I can't help get the feeling, however, that the whole retail rat race is a red-herring when it comes to the nation's economic well-being. "Essentially [we have] returned to relying on the consumer to drive economic growth," said the ITEM Club. That kind of thinking has got us in to trouble before - the last high street boom accompanied a housing boom, when people cashed in the equity on their rapidly rising house prices to spend, spend, spend. It didn't last.

Again the government seems to think that housing will be the answer to all of our economic woes. Now I'm not against building more houses - watching some of my colleagues attempt to find affordable places to rent is as clear a signal as you need that supply is way out of kilter with demand. But I agree with permabear Albert Edwards that we don't need "moronic" policies that stoke prices, when already sky high houses prices are leaving young buyers deep in debt.

I'm worried that policymakers, ever looking for the path of least resistance, may view strengthening consumer or housing markets as a signal that they no longer need to worry about the painful process of sensible economic rebalancing, like rebuilding a meaningful manufacturing capability, for example.

Certainly, theory will tell you that re-establishing such a base is no more than a naive pipedream - that domestic manufacturing simply couldn't compete on price with developing world factories. Yet it wasn't that long ago that retailers like M&S generated significantly higher profits than they do today, despite producing huge volumes in Britain - and selling, many argue, higher quality products. The race to the bottom in price hasn’t done them, their former suppliers or the local economies they once supported much good at all.

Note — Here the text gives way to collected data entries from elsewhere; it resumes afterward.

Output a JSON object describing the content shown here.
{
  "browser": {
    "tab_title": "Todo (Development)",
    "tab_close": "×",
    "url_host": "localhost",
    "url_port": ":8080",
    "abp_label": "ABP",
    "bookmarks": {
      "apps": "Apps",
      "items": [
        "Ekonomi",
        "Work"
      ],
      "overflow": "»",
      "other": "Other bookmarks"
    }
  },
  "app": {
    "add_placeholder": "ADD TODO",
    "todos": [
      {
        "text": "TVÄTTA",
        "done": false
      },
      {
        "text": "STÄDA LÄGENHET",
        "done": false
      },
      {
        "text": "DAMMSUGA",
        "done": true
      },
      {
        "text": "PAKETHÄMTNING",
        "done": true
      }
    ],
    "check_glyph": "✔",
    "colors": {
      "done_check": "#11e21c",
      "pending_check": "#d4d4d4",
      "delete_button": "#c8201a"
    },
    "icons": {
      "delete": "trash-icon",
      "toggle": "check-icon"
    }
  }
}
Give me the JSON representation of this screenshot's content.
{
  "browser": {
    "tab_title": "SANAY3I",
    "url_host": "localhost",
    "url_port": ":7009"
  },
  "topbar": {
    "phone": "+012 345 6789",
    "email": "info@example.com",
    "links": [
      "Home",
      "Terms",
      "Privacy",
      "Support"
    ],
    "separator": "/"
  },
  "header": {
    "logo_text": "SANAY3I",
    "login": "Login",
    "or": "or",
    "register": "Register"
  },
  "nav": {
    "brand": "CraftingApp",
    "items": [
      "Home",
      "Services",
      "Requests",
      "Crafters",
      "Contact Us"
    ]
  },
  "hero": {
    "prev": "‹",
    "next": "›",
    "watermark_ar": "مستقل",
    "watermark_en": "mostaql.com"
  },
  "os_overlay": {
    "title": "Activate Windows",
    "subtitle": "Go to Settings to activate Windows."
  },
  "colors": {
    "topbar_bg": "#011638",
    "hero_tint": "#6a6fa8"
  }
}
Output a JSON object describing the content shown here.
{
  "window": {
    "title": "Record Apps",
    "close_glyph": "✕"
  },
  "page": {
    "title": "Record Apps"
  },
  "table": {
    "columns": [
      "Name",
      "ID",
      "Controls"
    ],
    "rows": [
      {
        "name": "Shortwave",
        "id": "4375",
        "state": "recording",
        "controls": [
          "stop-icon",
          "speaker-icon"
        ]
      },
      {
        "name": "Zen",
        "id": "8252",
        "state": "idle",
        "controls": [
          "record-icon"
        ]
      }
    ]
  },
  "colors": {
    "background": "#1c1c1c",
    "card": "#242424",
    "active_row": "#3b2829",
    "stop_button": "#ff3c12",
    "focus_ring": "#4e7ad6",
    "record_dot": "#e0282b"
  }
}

China, meanwhile, has thrived taking over such apparently low value - but in reality highly skilled, and value adding - tasks from us.

It's good to see, then, that over the past few years large retailers have started to bring some production back - M&S's well received autumn/winter collection, for example, includes a Best of British range, manufactured entirely at home. Unfortunately it will only be available in five UK stores; Asos, another supported of British garment manufacturing, has produced just 35,000 items with partner Fashion Enter over several years, a fraction of its overall volumes.

But we shouldn't be put off by the fact that it will take many years to revitalise the skills base that we've neglectfully shipped overseas - support it, and in time a lazy afternoon at Westfield really could help make Britain a more productive place.